Farhan, the commander, eyed his men in turn, then finally stepped in. Cheers rained down on them as he met the Afhem’s stance and they circled each other, every pair of eyes in the tent fixed on them.
Curious as he was, Torsten used the opening to creep along the outside of the tent to the next batch of supplies piled up beside the zhulong pen. When he made it, he glanced back over, and again found himself captivated. He had a perfect view of the fight now.
Muskigo waited until the commander made the first move and slid gracefully out of the way. As his right leg swept behind him, dust clouded up at his feet and fell just as quickly. Farhan swiped and grappled, but Muskigo was a blur. His hands both thrust forward so gracefully, Torsten wondered how they could have done any real damage, but the cry of pain that escaped the Farhan’s lips left nothing to question.

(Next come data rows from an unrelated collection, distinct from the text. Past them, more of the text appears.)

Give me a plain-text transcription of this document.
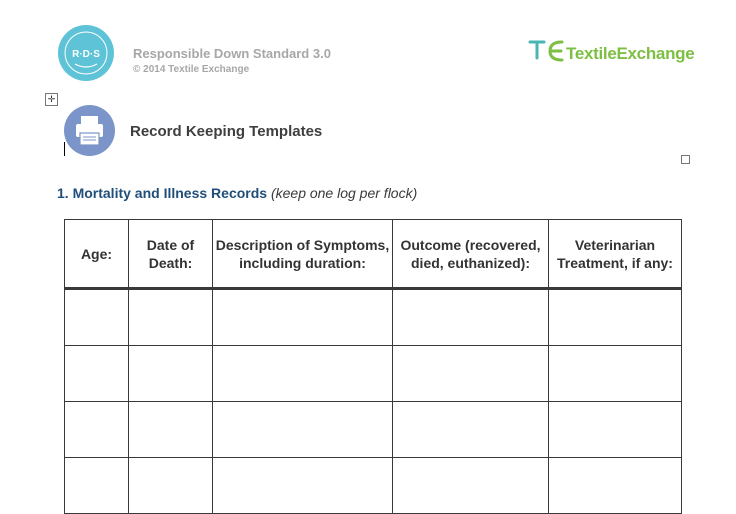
R·D·S	Responsible Down Standard 3.0
© 2014 Textile Exchange
TextileExchange
✛
Record Keeping Templates
1. Mortality and Illness Records (keep one log per flock)
Age:	Date of Death:	Description of Symptoms, including duration:	Outcome (recovered, died, euthanized):	Veterinarian Treatment, if any:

Muskigo slid back, nearly floating again. His muscles weren’t even tensed. Farhan rose and brought his leg around in a spinning kick.
“The moment we underestimate our enemies…” Muskigo said, ducking and sweeping the commander’s grounded foot “…is the moment we fall again.”
Farhan sprang up and charged. Fluid as a master painter, Muskigo slapped away every blow. Then he grasped the Farhan’s forearm and wrenched his arm behind his back.
“Our fathers thought themselves invincible, and that was their folly,” he said.
He shoved Farhan forward into the line of warriors. They spun him and sent him right back into the fight. Farhan was tired now, panting. He leaped forward with what little energy remained, swung at Muskigo’s head, and caught only air. Muskigo fist pistoned into Farhan’s solar plexus and sent him reeling back.